4. Rapid top-down proteomic identification of shiga toxin variants. STEC are increasingly linked to severe outbreaks of foodborne illness in the US (spinach in 2006) and elsewhere (e.g. fenugreek seeds in 2011 in Germany and France). Toxicity of Stx vary by differences in primary amino acid sequences. We developed a rapid mass spectrometry-based top-down proteomic method to identify sequence-specific Stx variants. The method is simple and fast and can distinguish between highly similar sequence variants. An Stx variant can be identified within 1 to 2 hours after bacterial culturing using this technique and has potential as a rapid identification tool during an outbreak of foodborne illness as well as a powerful research tool.

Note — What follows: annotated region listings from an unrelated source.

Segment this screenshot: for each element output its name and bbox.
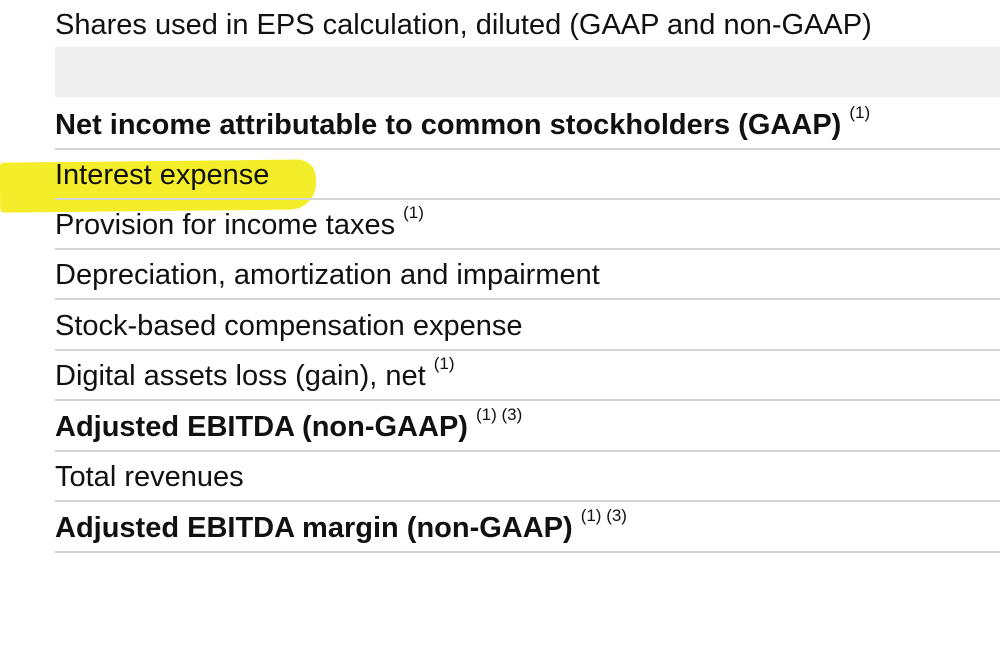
row-stock-based-compensation: Stock-based compensation expense <box>55 301 1000 351</box>
footnote-ref: (1) <box>403 203 424 222</box>
row-adjusted-ebitda-margin: Adjusted EBITDA margin (non-GAAP) (1) (3) <box>55 503 1000 553</box>
row-label: Total revenues <box>55 461 244 493</box>
row-label: Digital assets loss (gain), net <box>55 360 426 392</box>
row-label: Net income attributable to common stockh… <box>55 109 842 141</box>
row-provision-income-taxes: Provision for income taxes (1) <box>55 200 1000 250</box>
footnote-ref: (1) (3) <box>580 506 627 525</box>
row-label: Adjusted EBITDA margin (non-GAAP) <box>55 512 573 544</box>
footnote-ref: (1) <box>433 354 455 373</box>
row-label: Shares used in EPS calculation, diluted … <box>55 9 872 41</box>
footnote-ref: (1) <box>849 103 871 122</box>
row-label: Stock-based compensation expense <box>55 310 523 342</box>
row-label: Adjusted EBITDA (non-GAAP) <box>55 411 468 443</box>
row-label: Depreciation, amortization and impairmen… <box>55 259 600 291</box>
row-total-revenues: Total revenues <box>55 452 1000 502</box>
footnote-ref: (1) (3) <box>475 405 523 424</box>
shaded-separator-row <box>55 47 1000 97</box>
row-digital-assets: Digital assets loss (gain), net (1) <box>55 351 1000 401</box>
row-net-income: Net income attributable to common stockh… <box>55 100 1000 150</box>
row-adjusted-ebitda: Adjusted EBITDA (non-GAAP) (1) (3) <box>55 402 1000 452</box>
row-label: Interest expense <box>55 159 270 191</box>
row-label: Provision for income taxes <box>55 209 396 241</box>
row-shares-used-eps: Shares used in EPS calculation, diluted … <box>55 0 1000 50</box>
row-depreciation: Depreciation, amortization and impairmen… <box>55 250 1000 300</box>
row-interest-expense: Interest expense <box>55 150 1000 200</box>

5. Edible food compounds inactivate virulent bacterial and plant toxins. The increasing number of outbreaks worldwide has raised concern. Stx is the primary virulence factor of STEC, so decreasing active Stx in contaminated food is a strategy for minimizing illness. Stx virulence is based on the 3-D conformation of the protein. In collaborative studies, we discovered that (a) orally ingested Stx damages kidney, spleen, and thymus tissues in mice; (b) freshly prepared juice from Red Delicious apples inhibited the biological activity of Stx; (c) 4-hydroxytyrosol from olives inactivated Staphylococcus aureus and it’s enterotoxin; (d) olive powder inhibited multiple foodborne pathogens; and (e) reconstituted milk inhibited activity of ricin toxin (isolated from castor beans), a toxin similar in activity to Stx. These findings suggest that safe food-compatible compounds can inactivate toxins. The proposed strategies to overcome the virulence of toxins will benefit microbial food safety, animal and human health, food biosecurity, and the economy.
6. Incidence of pathogens in the environment. Thousands of strains of STEC, including O157:H7, Salmonella, Listeria monocytogenes and Campylobacter species have been isolated from > 15,000 environmental samples, and characterized for serotype, genotype and virulence factors. The epidemiology and ecology of pathogens in a major food production region has stimulated multiple interactions with regulatory agencies and industry. In addition to the microbial source tracking information provided for comparison to the field data obtained, these strains provide an unprecedented resource for addressing fundamental biology objectives related to comparative genomics, analysis of foodborne pathogens from multiple sources, and gene expression profiling of related strains from different sources.
Parker, C., Kyle, J.L., Huynh, S., Carter, M.Q., Brandl, M., Mandrell, R.E. 2012. Distinct transcriptional profiles and phenotypes exhibited by Escherichia coli O157:H7 isolates related to the 2006 spinach-associated outbreak. Applied and Environmental Microbiology. 78:455-463.